Hi all, been here for the last 3 weeks and has been a smashing break from doing nothing at home.
The weather has not been bad just that cold wind.
The Site I stay at is very good, there are no Fee's and the food is good also.
Who knows where this is?


----------



## Pusser (May 9, 2005)

rapido said:


> Hi all, been here for the last 3 weeks and has been a smashing break from doing nothing at home.
> The weather has not been bad just that cold wind.
> The Site I stay at is very good, there are no Fee's and the food is good also.
> Who knows where this is?


Last time I went to the IOW in a Merc Pioneer, I think I had to pay £80 for the priveledge. This was in the eighties so I suspect in todays money we are talking £80,000.00. We then queued up to get the ferry back only to find we were queuing for the foot passenger one. Should have guessed as the gangway was only 3 feet wide.


----------



## hymmi (May 9, 2005)

Hi Rapido,

Well if there are no fee's and the foods ok are you in the local nick 8O .If you are you should ask for a transfer to Leicester,they have satellite too for nothing......................


----------



## 89122 (May 14, 2005)

Hi hymmi, no its not the local nick or the prisons either, we also have free satelite here aswell.
Pusser the Ferry price is abought the same as you paid.

Eddie


----------



## smifee (May 17, 2005)

hi eddie & elizabeth

do they let you come & go as you please :?: 

if the answers is yes then you are in parkhurst.

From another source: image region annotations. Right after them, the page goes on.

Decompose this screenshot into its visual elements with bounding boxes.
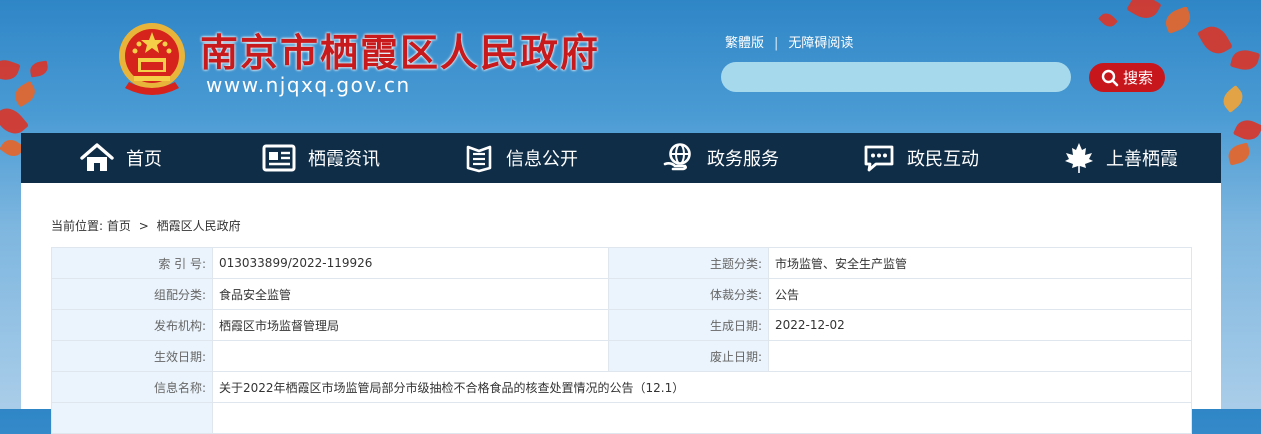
metadata-table: 索 引 号: 013033899/2022-119926 主题分类: 市场监管、… [51, 247, 1192, 434]
category-value: 食品安全监管 [212, 278, 609, 310]
nav-label-qixia: 上善栖霞 [1106, 149, 1178, 170]
table-row: 生效日期: 废止日期: [51, 340, 1192, 372]
abolished-date-value [768, 340, 1192, 372]
index-value: 013033899/2022-119926 [212, 247, 609, 279]
content-panel: 当前位置: 首页 > 栖霞区人民政府 索 引 号: 013033899/2022… [21, 183, 1221, 434]
table-row: 信息名称: 关于2022年栖霞区市场监管局部分市级抽检不合格食品的核查处置情况的… [51, 371, 1192, 403]
search-button-label: 搜索 [1122, 69, 1153, 87]
abolished-date-label: 废止日期: [608, 340, 769, 372]
publisher-label: 发布机构: [51, 309, 213, 341]
chat-icon [864, 145, 894, 172]
effective-date-label: 生效日期: [51, 340, 213, 372]
globe-hand-icon [663, 143, 691, 171]
table-row: 索 引 号: 013033899/2022-119926 主题分类: 市场监管、… [51, 247, 1192, 279]
nav-item-interaction[interactable]: 政民互动 [821, 133, 1021, 183]
nav-item-qixia[interactable]: 上善栖霞 [1021, 133, 1221, 183]
table-row: 发布机构: 栖霞区市场监督管理局 生成日期: 2022-12-02 [51, 309, 1192, 341]
top-links: 繁體版 | 无障碍阅读 [725, 32, 853, 51]
genre-label: 体裁分类: [608, 278, 769, 310]
search-input[interactable] [721, 62, 1071, 92]
topic-value: 市场监管、安全生产监管 [768, 247, 1192, 279]
breadcrumb-home-link[interactable]: 首页 [107, 219, 131, 233]
national-emblem-icon [119, 23, 185, 95]
table-row: 组配分类: 食品安全监管 体裁分类: 公告 [51, 278, 1192, 310]
info-name-label: 信息名称: [51, 371, 213, 403]
site-header: 南京市栖霞区人民政府 www.njqxq.gov.cn 繁體版 | 无障碍阅读 搜索 [0, 0, 1261, 133]
search-button[interactable]: 搜索 [1089, 63, 1165, 92]
link-separator: | [774, 36, 779, 51]
table-row-cell [212, 402, 1192, 434]
nav-item-services[interactable]: 政务服务 [621, 133, 821, 183]
nav-item-home[interactable]: 首页 [21, 133, 221, 183]
nav-label-home: 首页 [126, 149, 162, 170]
nav-label-interaction: 政民互动 [907, 149, 979, 170]
nav-label-services: 政务服务 [707, 149, 779, 170]
news-icon [262, 144, 296, 172]
table-row-cell [51, 402, 213, 434]
nav-item-news[interactable]: 栖霞资讯 [221, 133, 421, 183]
index-label: 索 引 号: [51, 247, 213, 279]
main-nav: 首页 栖霞资讯 信息公开 政务服务 政民互动 上善栖霞 [21, 133, 1221, 183]
breadcrumb-separator: > [138, 219, 149, 233]
breadcrumb-government-link[interactable]: 栖霞区人民政府 [157, 219, 241, 233]
site-url: www.njqxq.gov.cn [206, 73, 411, 97]
category-label: 组配分类: [51, 278, 213, 310]
accessible-reading-link[interactable]: 无障碍阅读 [788, 36, 853, 51]
nav-item-information[interactable]: 信息公开 [421, 133, 621, 183]
book-icon [466, 145, 492, 173]
breadcrumb: 当前位置: 首页 > 栖霞区人民政府 [51, 217, 241, 234]
info-name-value: 关于2022年栖霞区市场监管局部分市级抽检不合格食品的核查处置情况的公告（12.… [212, 371, 1192, 403]
created-date-label: 生成日期: [608, 309, 769, 341]
home-icon [80, 143, 114, 171]
created-date-value: 2022-12-02 [768, 309, 1192, 341]
effective-date-value [212, 340, 609, 372]
search-icon [1101, 69, 1119, 86]
traditional-chinese-link[interactable]: 繁體版 [725, 36, 764, 51]
table-row [51, 402, 1192, 434]
topic-label: 主题分类: [608, 247, 769, 279]
publisher-value: 栖霞区市场监督管理局 [212, 309, 609, 341]
site-title: 南京市栖霞区人民政府 [200, 30, 601, 75]
nav-label-news: 栖霞资讯 [308, 149, 380, 170]
maple-leaf-icon [1065, 143, 1093, 173]
breadcrumb-prefix: 当前位置: [51, 219, 104, 233]
nav-label-information: 信息公开 [506, 149, 578, 170]
genre-value: 公告 [768, 278, 1192, 310]
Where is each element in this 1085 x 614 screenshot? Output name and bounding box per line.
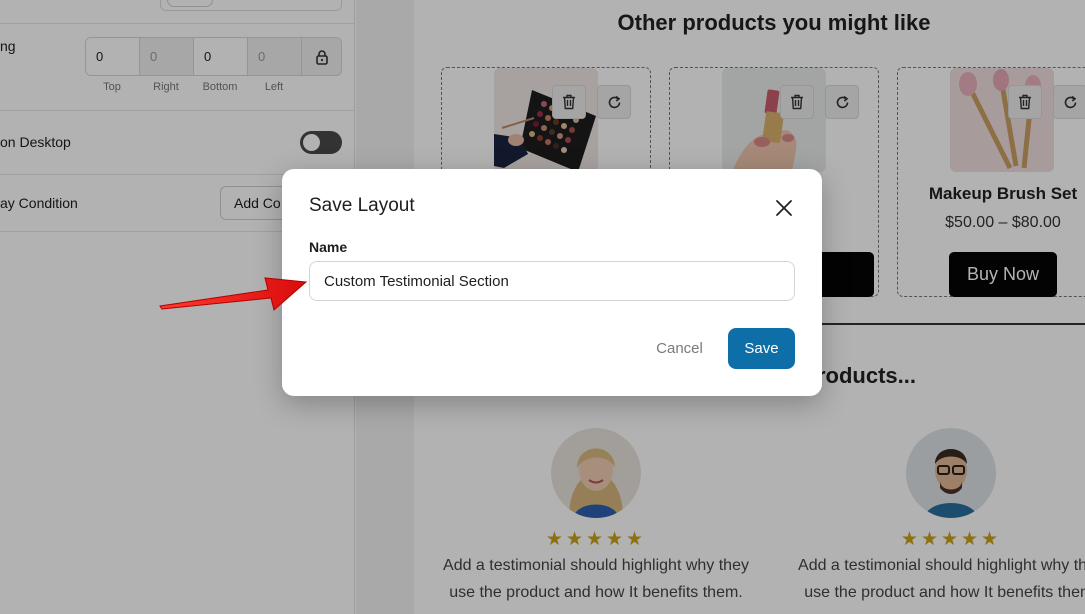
cancel-button[interactable]: Cancel — [642, 328, 717, 368]
save-layout-dialog: Save Layout Name Cancel Save — [282, 169, 822, 396]
save-button[interactable]: Save — [728, 328, 795, 369]
close-icon — [776, 200, 792, 216]
dialog-title: Save Layout — [309, 195, 415, 216]
layout-name-input[interactable] — [309, 261, 795, 301]
close-button[interactable] — [772, 196, 796, 220]
annotation-arrow-icon — [159, 277, 308, 311]
name-label: Name — [309, 239, 348, 255]
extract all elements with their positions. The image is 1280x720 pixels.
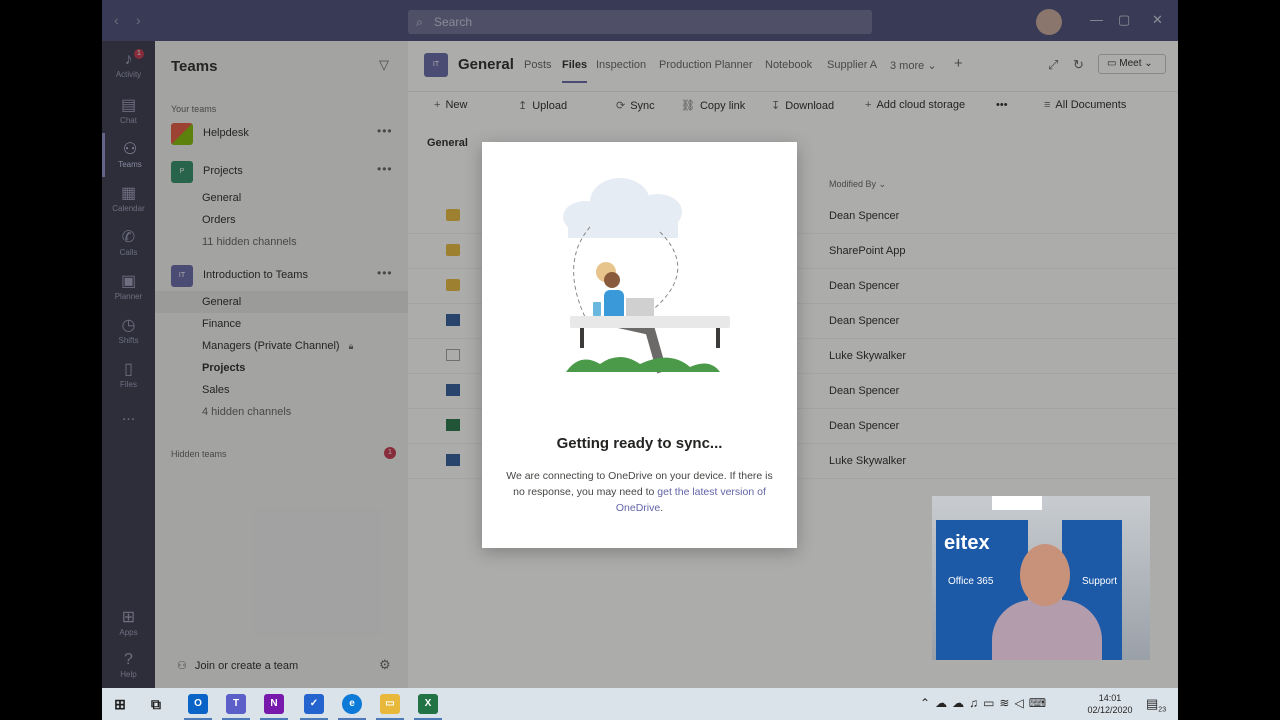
battery-icon[interactable]: ▭ <box>983 696 999 710</box>
keyboard-icon[interactable]: ⌨ <box>1029 696 1051 710</box>
sync-arrow <box>573 226 591 318</box>
wifi-icon[interactable]: ≋ <box>999 696 1014 710</box>
mouse-cursor-icon: ⬉ <box>779 335 787 345</box>
bench-leg <box>580 328 584 348</box>
todo-icon[interactable]: ✓ <box>300 694 328 720</box>
windows-start-icon[interactable]: ⊞ <box>110 694 130 714</box>
clock-date: 02/12/2020 <box>1087 705 1133 715</box>
person-head <box>604 272 620 288</box>
dialog-title: Getting ready to sync... <box>556 435 723 452</box>
volume-icon[interactable]: ◁ <box>1014 696 1028 710</box>
bushes <box>566 357 720 372</box>
dialog-body: We are connecting to OneDrive on your de… <box>506 468 773 516</box>
excel-icon[interactable]: X <box>414 694 442 720</box>
bench-leg <box>716 328 720 348</box>
notif-count: 23 <box>1158 706 1167 714</box>
banner-product-text: Office 365 <box>948 576 994 587</box>
task-view-icon[interactable]: ⧉ <box>146 694 166 714</box>
system-tray[interactable]: ⌃☁☁♫▭≋◁⌨ <box>920 696 1051 710</box>
sync-illustration <box>563 178 730 374</box>
clock-time: 14:01 <box>1098 693 1122 703</box>
chevron-up-icon[interactable]: ⌃ <box>920 696 935 710</box>
windows-taskbar: ⊞ ⧉ O T N ✓ e ▭ X ⌃☁☁♫▭≋◁⌨ 14:01 02/12/2… <box>102 688 1178 720</box>
drink-cup <box>593 302 601 316</box>
notifications-icon[interactable]: ▤23 <box>1146 696 1166 714</box>
onenote-icon[interactable]: N <box>260 694 288 720</box>
presenter-body <box>992 600 1102 660</box>
microphone-icon[interactable]: ♫ <box>969 696 983 710</box>
dialog-body-end: . <box>660 502 664 514</box>
edge-icon[interactable]: e <box>338 694 366 720</box>
webcam-overlay: eitex Office 365 Support <box>932 496 1150 660</box>
onedrive-icon[interactable]: ☁ <box>935 696 952 710</box>
bench <box>570 316 730 328</box>
sync-arrow <box>649 231 679 313</box>
clock[interactable]: 14:01 02/12/2020 <box>1084 692 1136 716</box>
outlook-icon[interactable]: O <box>184 694 212 720</box>
banner-support-text: Support <box>1082 576 1118 587</box>
sync-dialog: Getting ready to sync... We are connecti… <box>482 142 797 548</box>
teams-app-icon[interactable]: T <box>222 694 250 720</box>
ceiling-light <box>992 496 1042 510</box>
laptop-icon <box>626 298 654 316</box>
file-explorer-icon[interactable]: ▭ <box>376 694 404 720</box>
banner-brand-text: eitex <box>944 532 990 554</box>
presenter-head <box>1020 544 1070 606</box>
cloud-icon[interactable]: ☁ <box>952 696 969 710</box>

will there be porridge for breakfast :?:


----------



## 88789 (May 9, 2005)

ok ok i dont know where it is! are you going to tell us??


----------



## 89122 (May 14, 2005)

Hi all no its not Parkhurst and we come and go as we please, The Pub opposite is called The Sportsmans Rest.


----------



## 88809 (May 9, 2005)

I think I know where it is. If I'm right let me know.
Is it Godshill?


----------



## 89122 (May 14, 2005)

Hi Julie no its not Godshill, it is between Newport and Yarmouth not far from Thorness.
Eddie


----------



## 88789 (May 9, 2005)

are you in Porchfield??


----------



## 89122 (May 14, 2005)

Well done Loury yes it is Porchfield well done.

Eddie


----------